Тихо, певуче и протяжно сказала она: «Бо-о-ог в по-о-мочь». Ее голос прозвучал покорно и льстиво. Не таким было приветствие старика — короткое и решительное, как бы свысока. Проходили еще люди, и старуха повторяла: «Бо-о-ог в по-о-омочь». Время от времени она вся вытягивалась, приникая к ветхому забору, который при этом жалобно скрипел, и, напрягая зрение, что-то высматривала. Постояв так, она вернулась на скамеечку.
— Не идет еще? — спросила вдова Сёллёш, странно мешая слова со слюной, — так говорят обычно беззубые с запавшим ртом старики.
— Кому идти-то?
— Как кому?.. этой… Эржи.
— Откудова бы ей сейчас взяться? — ответила дочь, раздраженно потирая локоть. И, помолчав немного, прибавила:
— Теперь уж до вечера не жди. Хоть бы вечером пришла.
И они продолжали сидеть. Солнце жгло и палило. Небо было чистым, воздух жарким и удушливым. Ни малейшим ветерком не колебало его. Старая Сёллёш со скуки теребила ороговевший мозоль на большом пальце и вялыми движениями отгоняла мух от лица и от рук. Ее дочери было уже невтерпеж. Голод мучил ее все сильней и сильней. На морщинистом, коричневом от солнца лице застыло выражение печальной злости. Взгляд блуждал, глаза смотрели пусто и дико. Она не думала ни о чем. Ощущала только голод и неимоверную жару. И желчно досадовала. Сама не знала на кого, на что, возможно, на девочку, которая придет только вечером, — если придет, — а может, на мух или на мать, которая, сидя рядом, так дурацки молчит и, кажется, ни до чего ей нет дела, будто мяса в обед наелась. Редко-редко били башенные часы. Голова у старух гудела и кружилась. Все раздражало и томило до невозможности. Время от времени они бормотали:
— Не пришла.
— Теперь уже до вечера не придет.
— Ума не приложу, что на них сызнова нашло.

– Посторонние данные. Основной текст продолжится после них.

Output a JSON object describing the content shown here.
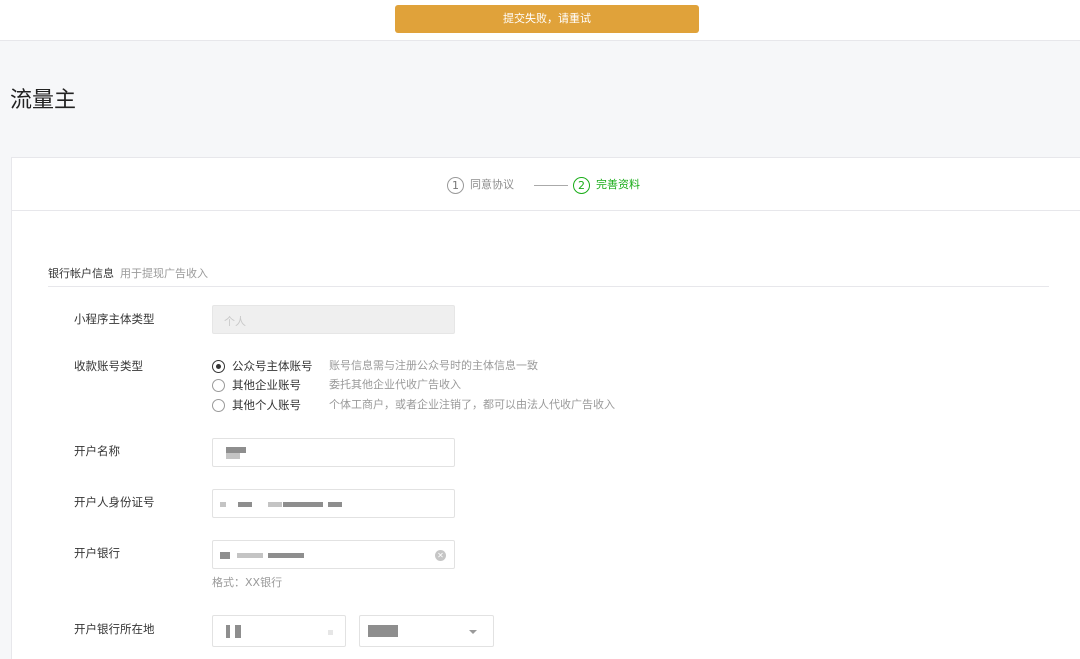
{
  "toast": {
    "message": "提交失败，请重试",
    "color": "#e0a23a"
  },
  "page_title": "流量主",
  "steps": [
    {
      "number": "1",
      "label": "同意协议",
      "state": "done"
    },
    {
      "number": "2",
      "label": "完善资料",
      "state": "active"
    }
  ],
  "accent_color": "#1aad19",
  "section": {
    "title": "银行帐户信息",
    "subtitle": "用于提现广告收入"
  },
  "form": {
    "subject_type": {
      "label": "小程序主体类型",
      "placeholder": "个人",
      "disabled": true
    },
    "account_type": {
      "label": "收款账号类型",
      "options": [
        {
          "label": "公众号主体账号",
          "hint": "账号信息需与注册公众号时的主体信息一致",
          "selected": true
        },
        {
          "label": "其他企业账号",
          "hint": "委托其他企业代收广告收入",
          "selected": false
        },
        {
          "label": "其他个人账号",
          "hint": "个体工商户，或者企业注销了，都可以由法人代收广告收入",
          "selected": false
        }
      ]
    },
    "account_name": {
      "label": "开户名称",
      "value_masked": true
    },
    "id_number": {
      "label": "开户人身份证号",
      "value_masked": true
    },
    "bank": {
      "label": "开户银行",
      "value_masked": true,
      "helper": "格式：XX银行",
      "clear_icon": "clear-circle-icon"
    },
    "bank_location": {
      "label": "开户银行所在地",
      "province_masked": true,
      "city_masked": true,
      "dropdown_icon": "chevron-down-icon"
    }
  }
}
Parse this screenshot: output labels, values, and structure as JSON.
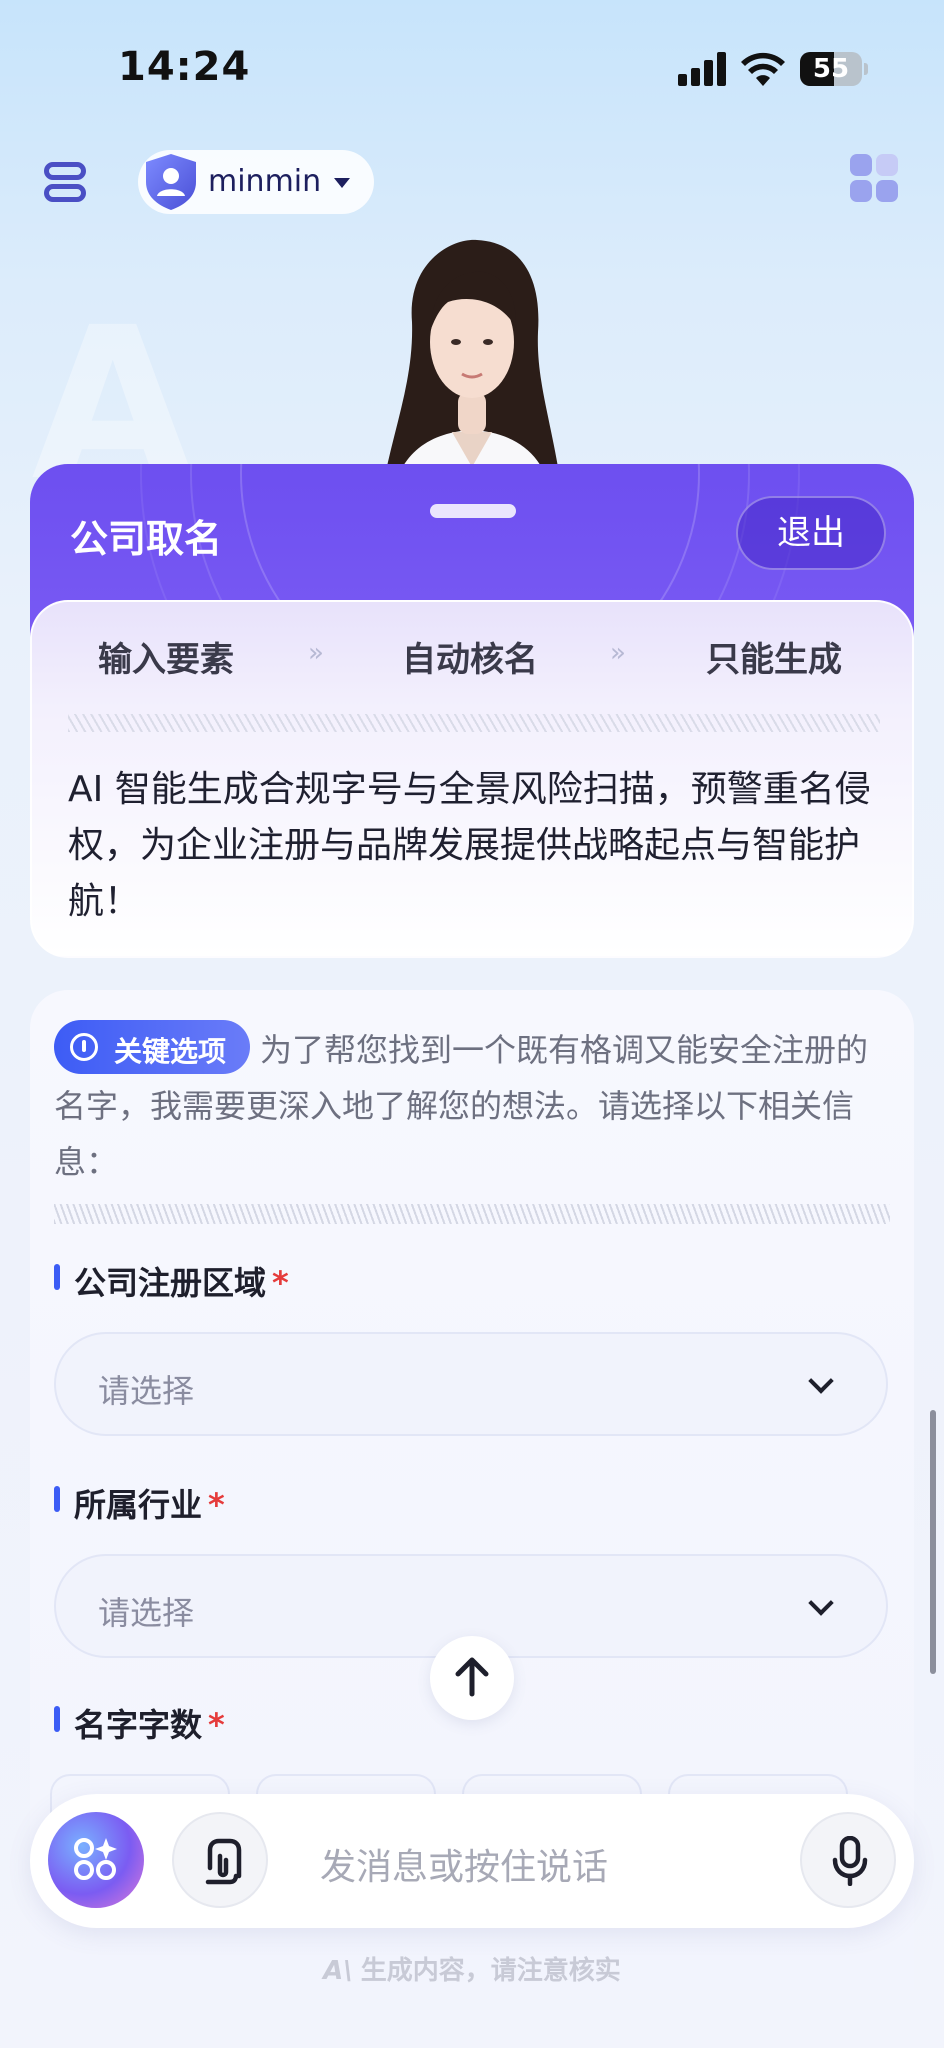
{
  "status_bar": {
    "time": "14:24",
    "battery": "55",
    "battery_level": 0.55
  },
  "header": {
    "username": "minmin"
  },
  "title_card": {
    "title": "公司取名",
    "exit_label": "退出"
  },
  "steps": [
    "输入要素",
    "自动核名",
    "只能生成"
  ],
  "step_separator": "»",
  "intro": {
    "text": "AI 智能生成合规字号与全景风险扫描，预警重名侵权，为企业注册与品牌发展提供战略起点与智能护航！"
  },
  "prompt": {
    "badge": "关键选项",
    "text": "为了帮您找到一个既有格调又能安全注册的名字，我需要更深入地了解您的想法。请选择以下相关信息："
  },
  "form": {
    "fields": [
      {
        "label": "公司注册区域",
        "required": "*",
        "value": "请选择"
      },
      {
        "label": "所属行业",
        "required": "*",
        "value": "请选择"
      },
      {
        "label": "名字字数",
        "required": "*"
      }
    ]
  },
  "input_bar": {
    "placeholder": "发消息或按住说话"
  },
  "footer": {
    "ai_mark": "A\\",
    "disclaimer": "生成内容，请注意核实"
  },
  "colors": {
    "accent": "#3b5cf5",
    "title_gradient_start": "#6d4ff0",
    "required": "#e53b3b"
  }
}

Та, кто не пришла в обед, была Эржи, дочь Ференца Копы. Одной старухе она приходилась внучкой, другой — правнучкой. Сын младшей старухи, Ференц Копа, каждое воскресенье посылал с дочерью обед и ужин. Посылал, потому что не желал видеть старух в своем доме. Они не ладили с его молодухой, вечно брюзжали, разносили сплетни, — вот парень и запретил им шастать в свой дом, а по воскресеньям посылал к ним дочку с обедом и ужином. В остальные дни пусть живут, как хотят. Больше, сказал, давать не может, самому не хватает.
В тот день девочка в обед не пришла. Денег у них не было, — только кусочек черного хлеба. Старухи его поделили и съели. Потом принялись гадать, почему не пришла Эржи. Может, и вечером не придет? Опять, видно, за что-то рассердились. Наконец решили, что вечером девочка все же придет. А они как-нибудь дотерпят. И стали ждать.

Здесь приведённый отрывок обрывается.